To summarize, you can ask anytime, but make sure you ask no later than March of the year you are applying.
CREATING A LETTER PACKET
I've always recommended that applicants create a Letter Request Packet to email to those they are asking. This makes you appear organized and professional, increasing the odds of them saying yes. Here are some documents to include in your packet:
Cover Letter (the body of your email)
Draft of Personal Statement
AAMC Letter Request Form with Core Competencies
If you're concerned about your grades, do not have to include your transcript. Most schools would prefer that letter writers NOT reference your grades or test scores because it creates bias in blind interviewers.
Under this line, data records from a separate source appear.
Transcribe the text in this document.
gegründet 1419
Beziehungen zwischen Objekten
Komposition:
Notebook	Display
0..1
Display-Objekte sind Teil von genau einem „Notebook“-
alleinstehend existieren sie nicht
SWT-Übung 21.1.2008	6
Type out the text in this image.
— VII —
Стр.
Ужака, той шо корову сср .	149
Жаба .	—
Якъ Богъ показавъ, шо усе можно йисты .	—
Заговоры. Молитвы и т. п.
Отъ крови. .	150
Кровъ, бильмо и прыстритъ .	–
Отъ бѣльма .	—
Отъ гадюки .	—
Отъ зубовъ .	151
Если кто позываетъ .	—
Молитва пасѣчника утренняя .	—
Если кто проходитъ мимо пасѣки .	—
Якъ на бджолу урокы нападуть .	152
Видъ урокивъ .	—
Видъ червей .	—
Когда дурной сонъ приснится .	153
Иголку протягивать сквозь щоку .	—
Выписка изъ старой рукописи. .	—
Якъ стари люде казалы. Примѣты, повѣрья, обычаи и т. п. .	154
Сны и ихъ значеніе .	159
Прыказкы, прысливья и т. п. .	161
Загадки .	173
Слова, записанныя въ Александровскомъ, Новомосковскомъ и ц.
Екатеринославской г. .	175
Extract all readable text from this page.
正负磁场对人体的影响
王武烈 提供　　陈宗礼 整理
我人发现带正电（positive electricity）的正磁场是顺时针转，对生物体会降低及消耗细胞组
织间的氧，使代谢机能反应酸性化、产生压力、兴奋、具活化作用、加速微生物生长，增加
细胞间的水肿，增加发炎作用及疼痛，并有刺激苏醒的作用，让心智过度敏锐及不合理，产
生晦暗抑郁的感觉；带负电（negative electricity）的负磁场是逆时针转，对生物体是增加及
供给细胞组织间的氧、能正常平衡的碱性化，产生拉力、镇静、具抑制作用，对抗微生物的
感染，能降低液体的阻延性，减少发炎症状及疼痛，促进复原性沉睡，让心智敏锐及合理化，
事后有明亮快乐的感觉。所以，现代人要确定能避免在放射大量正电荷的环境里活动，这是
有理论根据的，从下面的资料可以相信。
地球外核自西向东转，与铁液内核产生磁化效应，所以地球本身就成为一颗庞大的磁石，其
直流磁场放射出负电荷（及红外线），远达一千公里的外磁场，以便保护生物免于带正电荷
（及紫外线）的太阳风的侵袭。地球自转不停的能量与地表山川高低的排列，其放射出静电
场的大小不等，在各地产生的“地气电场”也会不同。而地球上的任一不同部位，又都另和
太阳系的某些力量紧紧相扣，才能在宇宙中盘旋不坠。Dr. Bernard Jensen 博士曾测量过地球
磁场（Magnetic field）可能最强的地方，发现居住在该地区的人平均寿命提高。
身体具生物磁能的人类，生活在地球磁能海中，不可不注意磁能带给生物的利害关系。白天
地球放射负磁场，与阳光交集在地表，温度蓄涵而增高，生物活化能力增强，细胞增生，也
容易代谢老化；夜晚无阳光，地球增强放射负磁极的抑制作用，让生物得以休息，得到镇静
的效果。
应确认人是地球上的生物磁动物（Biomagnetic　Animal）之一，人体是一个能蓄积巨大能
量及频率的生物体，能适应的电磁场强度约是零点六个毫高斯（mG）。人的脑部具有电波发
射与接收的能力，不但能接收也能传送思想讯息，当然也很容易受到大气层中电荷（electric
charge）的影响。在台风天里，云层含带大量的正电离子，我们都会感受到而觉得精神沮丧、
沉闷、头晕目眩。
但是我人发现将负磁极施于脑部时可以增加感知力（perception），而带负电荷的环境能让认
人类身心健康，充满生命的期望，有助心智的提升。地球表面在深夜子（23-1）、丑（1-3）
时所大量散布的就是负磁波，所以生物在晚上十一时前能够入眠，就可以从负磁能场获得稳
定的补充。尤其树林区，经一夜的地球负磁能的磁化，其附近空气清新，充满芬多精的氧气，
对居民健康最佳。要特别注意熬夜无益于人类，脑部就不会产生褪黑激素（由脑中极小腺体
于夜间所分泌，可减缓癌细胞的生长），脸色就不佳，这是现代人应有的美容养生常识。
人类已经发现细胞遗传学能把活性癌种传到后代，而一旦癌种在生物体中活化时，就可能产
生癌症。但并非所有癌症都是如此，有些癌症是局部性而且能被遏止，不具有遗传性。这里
Make one PDF with all of these documents and name it as your name.
HOW TO COLLECT
You have two options to collect letters of rec. First, you can use the application system (AMCAS, AACOMAS, or AADSAS). The cost of this service is already included in your application fee. This is good if you are applying to only one system. You would add your letter writers into your app once it opens for your cycle in May.
The second option is good for those taking multiple gap years and those applying to both MD and DO. Interfolio is a paid service that stores your letters for you. You can add letter writers into their system at any point, and Interfolio emails them to remind them to upload. Once the letters are in that system, you connect them to your application by adding your letter writer's name in the application, but instead of using the letter writer's email, you use the email Interfolio gives you, and they upload the letter for you. It is a fairly seamless process.
You can email the professor to ask. Meeting in person is not necessary.
You can ask a TA to write the letter, but always inquire if they think the faculty would co-sign the LOR.
Rather than asking for a "Strong" letter, ask if they can support your application to medical school.
Give them at least 30 days notice.
Do not act aggressive when you follow up. Always thank them for their time.
Letters for MD schools do not need to be submitted until mid-July before it begins to affect anything.
Good luck with asking for letters of rec!